There is significant value to derive from agentic AI. But the path beyond lies not in further iteration on the current paradigm, but in foundational innovation. The architectural alternatives explored above address core weaknesses of the transformer. The future is unlikely to be dominated by a single new architecture, but rather by hybrid systems that combine the strengths of diverse approaches.
As noted in Algorithma’s earlier analysis, there is significant value in leveraging LLM capabilities to build AI agents, or digital colleagues, that integrate directly into workflows. When paired with the right governance and architectural design, these agents can take on responsibility spans that grow over time, complementing human teams rather than replacing them.

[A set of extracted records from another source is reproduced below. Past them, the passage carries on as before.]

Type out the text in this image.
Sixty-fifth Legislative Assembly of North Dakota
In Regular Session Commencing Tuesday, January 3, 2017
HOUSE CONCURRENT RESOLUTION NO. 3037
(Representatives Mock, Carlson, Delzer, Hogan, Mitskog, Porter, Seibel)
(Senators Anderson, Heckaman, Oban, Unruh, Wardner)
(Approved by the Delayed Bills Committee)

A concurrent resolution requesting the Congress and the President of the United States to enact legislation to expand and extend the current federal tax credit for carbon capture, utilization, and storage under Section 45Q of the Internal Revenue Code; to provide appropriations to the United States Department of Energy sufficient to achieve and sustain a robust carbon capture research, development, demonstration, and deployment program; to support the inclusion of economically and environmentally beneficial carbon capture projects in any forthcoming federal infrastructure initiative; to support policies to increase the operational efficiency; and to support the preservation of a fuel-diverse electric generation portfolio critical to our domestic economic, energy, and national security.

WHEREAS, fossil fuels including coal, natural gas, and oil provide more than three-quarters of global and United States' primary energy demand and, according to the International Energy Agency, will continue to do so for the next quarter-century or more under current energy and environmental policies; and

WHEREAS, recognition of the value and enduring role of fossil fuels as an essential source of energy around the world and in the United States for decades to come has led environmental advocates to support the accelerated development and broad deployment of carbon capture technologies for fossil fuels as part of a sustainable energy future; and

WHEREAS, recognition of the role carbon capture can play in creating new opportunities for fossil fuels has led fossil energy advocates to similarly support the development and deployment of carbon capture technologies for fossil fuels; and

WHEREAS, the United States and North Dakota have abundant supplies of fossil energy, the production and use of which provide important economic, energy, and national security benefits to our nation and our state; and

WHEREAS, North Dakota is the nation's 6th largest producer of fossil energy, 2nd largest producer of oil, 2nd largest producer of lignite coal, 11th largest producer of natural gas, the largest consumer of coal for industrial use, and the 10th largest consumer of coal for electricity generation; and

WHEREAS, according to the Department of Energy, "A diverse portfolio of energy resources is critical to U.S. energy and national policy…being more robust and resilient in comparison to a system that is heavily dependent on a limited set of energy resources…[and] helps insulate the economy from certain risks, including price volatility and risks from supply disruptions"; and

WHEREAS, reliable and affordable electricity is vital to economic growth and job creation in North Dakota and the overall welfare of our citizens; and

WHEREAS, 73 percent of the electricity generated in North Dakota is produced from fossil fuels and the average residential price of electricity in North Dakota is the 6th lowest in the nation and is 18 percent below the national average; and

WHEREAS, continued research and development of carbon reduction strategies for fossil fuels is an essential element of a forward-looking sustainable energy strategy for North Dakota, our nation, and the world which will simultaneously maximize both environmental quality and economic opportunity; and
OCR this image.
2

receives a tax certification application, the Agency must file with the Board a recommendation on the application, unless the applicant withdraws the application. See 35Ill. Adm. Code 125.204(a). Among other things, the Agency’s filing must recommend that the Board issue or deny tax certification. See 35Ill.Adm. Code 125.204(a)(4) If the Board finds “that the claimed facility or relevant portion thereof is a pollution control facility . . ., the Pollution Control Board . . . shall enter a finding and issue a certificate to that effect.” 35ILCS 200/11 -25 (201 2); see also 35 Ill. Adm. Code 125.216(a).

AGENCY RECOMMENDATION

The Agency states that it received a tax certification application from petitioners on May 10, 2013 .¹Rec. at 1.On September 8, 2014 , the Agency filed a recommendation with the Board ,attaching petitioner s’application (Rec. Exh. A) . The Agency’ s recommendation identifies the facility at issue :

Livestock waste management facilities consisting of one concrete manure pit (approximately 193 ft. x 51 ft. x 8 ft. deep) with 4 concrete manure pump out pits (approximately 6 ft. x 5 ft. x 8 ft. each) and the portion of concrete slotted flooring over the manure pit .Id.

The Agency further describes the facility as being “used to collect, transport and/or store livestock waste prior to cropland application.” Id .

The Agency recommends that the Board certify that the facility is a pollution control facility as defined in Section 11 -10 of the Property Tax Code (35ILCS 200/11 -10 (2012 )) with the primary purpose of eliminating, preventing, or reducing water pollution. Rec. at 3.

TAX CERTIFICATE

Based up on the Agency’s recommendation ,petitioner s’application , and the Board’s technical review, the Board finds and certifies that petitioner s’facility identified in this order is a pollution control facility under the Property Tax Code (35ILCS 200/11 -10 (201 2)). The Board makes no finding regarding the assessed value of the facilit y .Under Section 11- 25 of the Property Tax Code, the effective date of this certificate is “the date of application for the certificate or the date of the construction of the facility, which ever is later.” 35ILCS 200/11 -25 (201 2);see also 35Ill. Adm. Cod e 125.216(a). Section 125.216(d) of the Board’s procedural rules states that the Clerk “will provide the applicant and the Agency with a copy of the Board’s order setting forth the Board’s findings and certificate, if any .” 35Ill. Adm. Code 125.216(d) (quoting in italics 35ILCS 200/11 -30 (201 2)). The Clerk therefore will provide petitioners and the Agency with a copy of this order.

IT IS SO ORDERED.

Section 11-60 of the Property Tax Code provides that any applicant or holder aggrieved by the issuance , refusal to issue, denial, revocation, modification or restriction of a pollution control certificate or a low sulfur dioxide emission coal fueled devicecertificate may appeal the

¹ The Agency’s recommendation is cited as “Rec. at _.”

What to do in the short term;
Invest smartly in agentic AI: Simply put, just get going. Leverage agentic AI where it makes sense to drive operational excellence and customer interaction [38, 40]
Audit model dependencies: Identify where your current AI stack is locked into a single model family and assess the risks of architectural obsolescence, avoid lock-in [39]
Pilot hybrid architectures: Run controlled trials with at least one non-transformer-based system to explore potential efficiency and capability gains.
Design for interoperability: Build integration layers that allow for model replacement or augmentation without wholesale re-engineering.
Invest in agent governance: Establish processes for monitoring, scaling, and safely expanding the responsibility span of AI agents in production.
Track architectural R&D: Dedicate resources to horizon scanning and partnerships that give early access to emerging architectures.
The end of the transformer’s undisputed reign is the beginning of a new era of architectural diversity. Leaders who act now to prepare for that shift will be best positioned to capture its benefits, and avoid being locked into the past.
In the near-term, we will likely see an evolution where the major players will climb in the value chain, building vertical applications on top of the foundational models, with a consolidation across a booming vibe-coded LLM wrapper ecosystem. This will impact investors, companies and enterprises. However, in the near term, we see the main value pocket for enterprises to be in applying the foundational models for bespoke business process automation - using both ready-made point solutions and custom implementations.